Inutile de dire que La douleur est une adaptation très littéraire du roman de Duras, cela saute aux yeux dès les premières secondes. Un visage à moitié obscurci par le faible éclairage d'une pièce, un mouvement lent de la caméra qui tente d’appréhender le personnage, et la douce voix off de Mélanie Thierry qui nous gagne les oreilles. Avec son rythme lancinant, ses nappes de musique dissonantes et inquiétantes, ses errances dans la ville souvent floutée ou prise dans de gros plans au risque de l'abstraction, La douleur est un film calme en apparence, mais qui sait très bien gérer l'agitation interne de ses interprètes, pour mieux nous émouvoir sur le long terme et mettre en lumière le désarroi de cette femme dans son attente interminable pour avoir des nouvelles de son compagnon. Le long-métrage est agrémenté de plans très longs où l'on suit l'actrice marcher entre tous ces passants qui, eux aussi, sont tout aussi perdus qu'elle, ponctué par des scènes vraiment belles où les ombres menaçantes de la ville viennent arpenter les intérieurs d'immeuble pendant la nuit. Niveau mise en scène, c'est donc à la fois très recherché et en même temps cela évite le piège du film statique, buté sur l'assurance de ses cadres. Au contraire, tout se fait fuyant, aérien, on navigue d'une séquence à l'autre, d'une onde à l'autre (on écoute beaucoup la radio), d'une voix à l'autre, et c'est ce sentiment de voyager au cœur de cette période trouble qui est le plus réussi à mon sens. Finkiel parvient à donner corps à cette ville pourtant souvent en arrière plan, à ces personnages qui parlent finalement peu, ou qui sont aussitôt repris par les commentaires de Duras, qui analyse, dissèque leurs états d'âmes.

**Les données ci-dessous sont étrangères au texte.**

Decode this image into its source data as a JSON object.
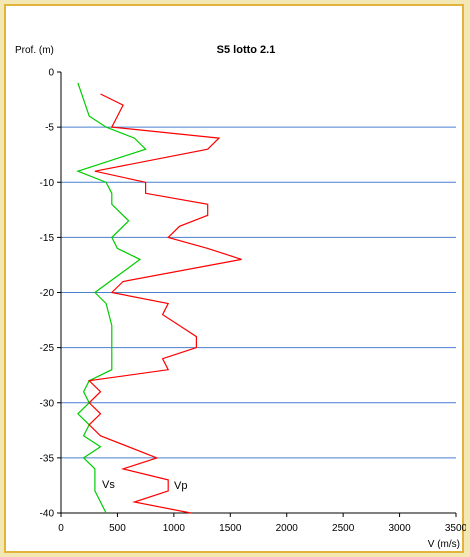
{
  "chart_data": {
    "type": "line",
    "title": "S5 lotto 2.1",
    "ylabel": "Prof. (m)",
    "xlabel": "V (m/s)",
    "xlim": [
      0,
      3500
    ],
    "ylim": [
      -40,
      0
    ],
    "x_ticks": [
      0,
      500,
      1000,
      1500,
      2000,
      2500,
      3000,
      3500
    ],
    "y_ticks": [
      0,
      -5,
      -10,
      -15,
      -20,
      -25,
      -30,
      -35,
      -40
    ],
    "grid": "horizontal",
    "series": [
      {
        "name": "Vs",
        "color": "#00cc00",
        "points": [
          [
            150,
            -1
          ],
          [
            200,
            -2.5
          ],
          [
            250,
            -4
          ],
          [
            400,
            -5
          ],
          [
            650,
            -6
          ],
          [
            750,
            -7
          ],
          [
            300,
            -8.5
          ],
          [
            150,
            -9
          ],
          [
            400,
            -10
          ],
          [
            450,
            -11
          ],
          [
            450,
            -12
          ],
          [
            600,
            -13.5
          ],
          [
            450,
            -15
          ],
          [
            500,
            -16
          ],
          [
            700,
            -17
          ],
          [
            500,
            -18.5
          ],
          [
            300,
            -20
          ],
          [
            400,
            -21
          ],
          [
            450,
            -23
          ],
          [
            450,
            -25
          ],
          [
            450,
            -27
          ],
          [
            250,
            -28
          ],
          [
            200,
            -29
          ],
          [
            250,
            -30
          ],
          [
            150,
            -31
          ],
          [
            250,
            -32
          ],
          [
            200,
            -33
          ],
          [
            350,
            -34
          ],
          [
            200,
            -35
          ],
          [
            300,
            -36
          ],
          [
            300,
            -38
          ],
          [
            400,
            -40
          ]
        ]
      },
      {
        "name": "Vp",
        "color": "#ff0000",
        "points": [
          [
            350,
            -2
          ],
          [
            550,
            -3
          ],
          [
            450,
            -5
          ],
          [
            1400,
            -6
          ],
          [
            1300,
            -7
          ],
          [
            300,
            -9
          ],
          [
            750,
            -10
          ],
          [
            750,
            -11
          ],
          [
            1300,
            -12
          ],
          [
            1300,
            -13
          ],
          [
            1050,
            -14
          ],
          [
            950,
            -15
          ],
          [
            1300,
            -16
          ],
          [
            1600,
            -17
          ],
          [
            550,
            -19
          ],
          [
            450,
            -20
          ],
          [
            950,
            -21
          ],
          [
            900,
            -22
          ],
          [
            1200,
            -24
          ],
          [
            1200,
            -25
          ],
          [
            900,
            -26
          ],
          [
            950,
            -27
          ],
          [
            250,
            -28
          ],
          [
            350,
            -29
          ],
          [
            250,
            -30
          ],
          [
            350,
            -31
          ],
          [
            250,
            -32
          ],
          [
            350,
            -33
          ],
          [
            850,
            -35
          ],
          [
            550,
            -36
          ],
          [
            950,
            -37
          ],
          [
            950,
            -38
          ],
          [
            650,
            -39
          ],
          [
            1150,
            -40
          ]
        ]
      }
    ],
    "annotations": [
      "Vs",
      "Vp"
    ]
  }
}
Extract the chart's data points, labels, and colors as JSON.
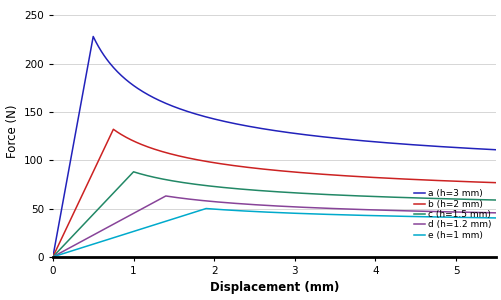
{
  "title": "",
  "xlabel": "Displacement (mm)",
  "ylabel": "Force (N)",
  "xlim": [
    0,
    5.5
  ],
  "ylim": [
    0,
    260
  ],
  "xticks": [
    0,
    1,
    2,
    3,
    4,
    5
  ],
  "yticks": [
    0,
    50,
    100,
    150,
    200,
    250
  ],
  "series": [
    {
      "label": "a (h=3 mm)",
      "color": "#2222bb",
      "peak_x": 0.5,
      "peak_y": 228,
      "tail_y": 68,
      "decay_k": 0.55
    },
    {
      "label": "b (h=2 mm)",
      "color": "#cc2222",
      "peak_x": 0.75,
      "peak_y": 132,
      "tail_y": 49,
      "decay_k": 0.55
    },
    {
      "label": "c (h=1.5 mm)",
      "color": "#228866",
      "peak_x": 1.0,
      "peak_y": 88,
      "tail_y": 40,
      "decay_k": 0.55
    },
    {
      "label": "d (h=1.2 mm)",
      "color": "#884499",
      "peak_x": 1.4,
      "peak_y": 63,
      "tail_y": 30,
      "decay_k": 0.55
    },
    {
      "label": "e (h=1 mm)",
      "color": "#00aacc",
      "peak_x": 1.9,
      "peak_y": 50,
      "tail_y": 28,
      "decay_k": 0.55
    }
  ],
  "background_color": "#ffffff",
  "grid_color": "#d0d0d0",
  "legend_fontsize": 6.5,
  "axis_fontsize": 8.5,
  "tick_fontsize": 7.5
}
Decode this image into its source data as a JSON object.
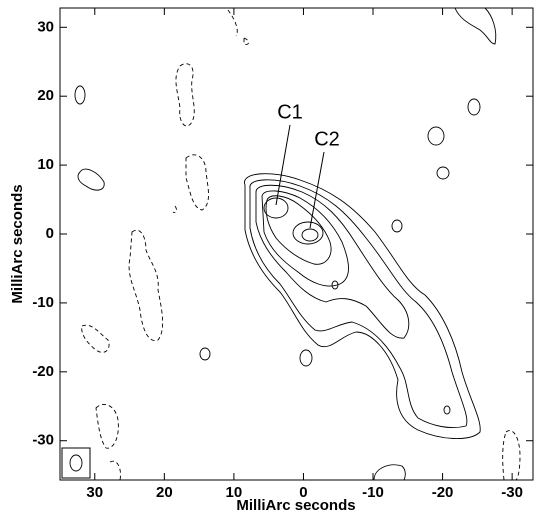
{
  "chart_data": {
    "type": "contour",
    "xlabel": "MilliArc seconds",
    "ylabel": "MilliArc seconds",
    "xlim": [
      35,
      -33
    ],
    "ylim": [
      -35.7,
      32.8
    ],
    "xticks": [
      30,
      20,
      10,
      0,
      -10,
      -20,
      -30
    ],
    "yticks": [
      30,
      20,
      10,
      0,
      -10,
      -20,
      -30
    ],
    "annotations": [
      "C1",
      "C2"
    ]
  }
}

Magimel, Thierry, et même Biolay qui m’insupporte dans certains de ses rôles sont très bons ici, et les mots de Duras coulent avec une certaine fluidité grâce à eux. Ce n'est pas un texte évident, mais d'un autre côté, le traitement lui donne justement ce côté naturel, liquide. "A partir de maintenant, je consigne tout" Duras fait la promesse à son mari qu'elle relèvera le moindre détail, qu'elle tentera de percer le mystère de cet homme qui semble avoir le pouvoir de vie ou de mort sur son destin. Tout compte, Finkiel donne à sentir le quotidien des résistants à l'affût du moindre danger, de la moindre bizarrerie dans l'incertitude des mois avant la libération. Les gestes, les objets comme les plats d'un restaurant deviennent des éléments essentiels. "La crème fraîche déborde de tous les plats, les viandes ruisselantes, le vin...". Un jeu se lance alors, dans ces rendez-vous entre ce collabo qui ne sait pas qu'il va bientôt tout perdre, et cette résistante qui ne s'en cache pas. Séduire. Un jeu de pouvoir où chacun croit tenir l'autre.
Je pense n'avoir rien à reprocher au film, il est d'excellente facture et la reconstitution est très bonne, même si on sent forcément les contraintes du tournage dans un Paris réaménagé depuis ces années 40. L'essentiel, la substance du très beau texte est là, sublimé par une actrice talentueuse et une mise en scène inspirée.